Estas declarações haviam sido consideradas como «insuficientes» segundo declarou na terça-feira passada, 3 de fevereiro, Ángela Merkel.

«Por parte do Vaticano e do Papa tem que ficar definitivamente claro que não se permite o negacionismo e que deve haver um trato positivo com o judaísmo», havia afirmado a chanceler alemã.

Esse mesmo dia, o porta-voz vaticano, padre Lombardi, explicava em declarações a Rádio Vaticano que o Papa «reconhece e condena com total clareza o Holocausto do povo judeu nos tempos do nazismo», em resposta às declarações de Merkel.

No dia seguinte, a Secretaria de Estado vaticana publicava uma nota na qual explicava que Bento XVI «desconhecia a postura do bispo Richard Williamson sobre a Shoá no momento de revogar a excomunhão», e portanto este «deveria tomar de modo absolutamente inequívoco e público distância» delas antes de ser «admitido às funções episcopais na Igreja».

Na quinta-feira passada Merkel considerou «um bom sinal» a decisão do Papa de exigir do bispo Williamson que peça desculpas por negar o Holocausto nazista. «A atitude do Vaticano deixa claro que negar esta tragédia não se pode permitir sem esperar consequências.
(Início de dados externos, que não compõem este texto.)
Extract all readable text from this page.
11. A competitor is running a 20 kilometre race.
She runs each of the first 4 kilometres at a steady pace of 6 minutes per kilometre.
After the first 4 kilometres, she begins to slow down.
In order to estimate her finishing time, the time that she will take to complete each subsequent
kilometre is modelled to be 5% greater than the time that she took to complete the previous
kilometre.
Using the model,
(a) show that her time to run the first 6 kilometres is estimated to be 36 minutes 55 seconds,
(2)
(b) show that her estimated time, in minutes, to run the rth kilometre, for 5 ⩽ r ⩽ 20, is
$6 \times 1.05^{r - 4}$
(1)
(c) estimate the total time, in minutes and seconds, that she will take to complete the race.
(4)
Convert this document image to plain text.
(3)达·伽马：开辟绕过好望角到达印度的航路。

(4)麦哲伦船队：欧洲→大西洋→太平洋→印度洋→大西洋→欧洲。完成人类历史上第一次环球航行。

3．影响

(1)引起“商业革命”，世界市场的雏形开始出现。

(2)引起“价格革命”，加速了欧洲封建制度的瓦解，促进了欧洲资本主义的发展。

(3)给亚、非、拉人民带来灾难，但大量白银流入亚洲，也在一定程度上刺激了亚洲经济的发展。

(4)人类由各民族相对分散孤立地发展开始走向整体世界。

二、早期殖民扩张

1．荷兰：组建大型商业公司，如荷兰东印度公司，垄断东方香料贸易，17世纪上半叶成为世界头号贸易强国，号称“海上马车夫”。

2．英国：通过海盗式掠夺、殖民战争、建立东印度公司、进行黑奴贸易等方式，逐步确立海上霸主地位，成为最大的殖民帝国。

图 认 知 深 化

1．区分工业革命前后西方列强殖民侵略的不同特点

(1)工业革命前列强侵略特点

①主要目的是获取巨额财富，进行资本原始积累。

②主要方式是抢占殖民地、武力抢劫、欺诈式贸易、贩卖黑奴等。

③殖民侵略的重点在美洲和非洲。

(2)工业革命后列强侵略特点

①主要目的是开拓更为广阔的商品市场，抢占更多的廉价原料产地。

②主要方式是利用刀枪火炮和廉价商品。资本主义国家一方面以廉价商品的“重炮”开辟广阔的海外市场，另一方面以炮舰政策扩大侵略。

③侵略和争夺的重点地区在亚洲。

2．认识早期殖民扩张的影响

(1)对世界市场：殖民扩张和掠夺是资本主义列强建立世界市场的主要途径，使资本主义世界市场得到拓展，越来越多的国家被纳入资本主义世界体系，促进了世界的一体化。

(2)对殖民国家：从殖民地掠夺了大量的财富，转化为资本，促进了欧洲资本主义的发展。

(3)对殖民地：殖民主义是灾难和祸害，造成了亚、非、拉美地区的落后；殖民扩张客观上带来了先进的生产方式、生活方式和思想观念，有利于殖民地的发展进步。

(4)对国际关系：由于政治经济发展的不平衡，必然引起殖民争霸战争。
As relações entre as comunidades judaicas e as Igrejas cristãs só podem chegar a bom porto sem negar o Holocausto e sem antissemitismo», afirmou a chanceler, filha de um pastor protestante.

Por outro lado, segundo publicou nesse sábado a imprensa alemã, o bispo Richard Williamson teria se negado a retratar-se «enquanto não se encontrem as provas históricas» que contrastem sua tese sobre o ocorrido nos campos de extermínio nazistas.

Nestas declarações, publicadas pelo jornal alemão Der Spiegel, o bispo reiterou suas críticas ao Concílio Vaticano II.

Em contraste com esta postura, na sexta-feira passada, a Fraternidade Sacerdotal São Pio X fez pública a expulsão de um de seus membros, o sacerdote Floriano Abrahamovicz, por parte de seu superior italiano, Davide Pagliarani, «por graves motivos de disciplina».

Abrahamowicz é conhecido na Itália por suas declarações contra o Concílio e por sua afirmação de que as câmaras de gás «só serviam para desinfetar».

Segundo a nota da Fraternidade, «a expulsão, ainda que dolorosa, foi necessária para evitar que seja uma vez mais distorcida a imagem da Fraternidade de São Pio X e, por consequência, ferida sua obra ao serviço da Igreja».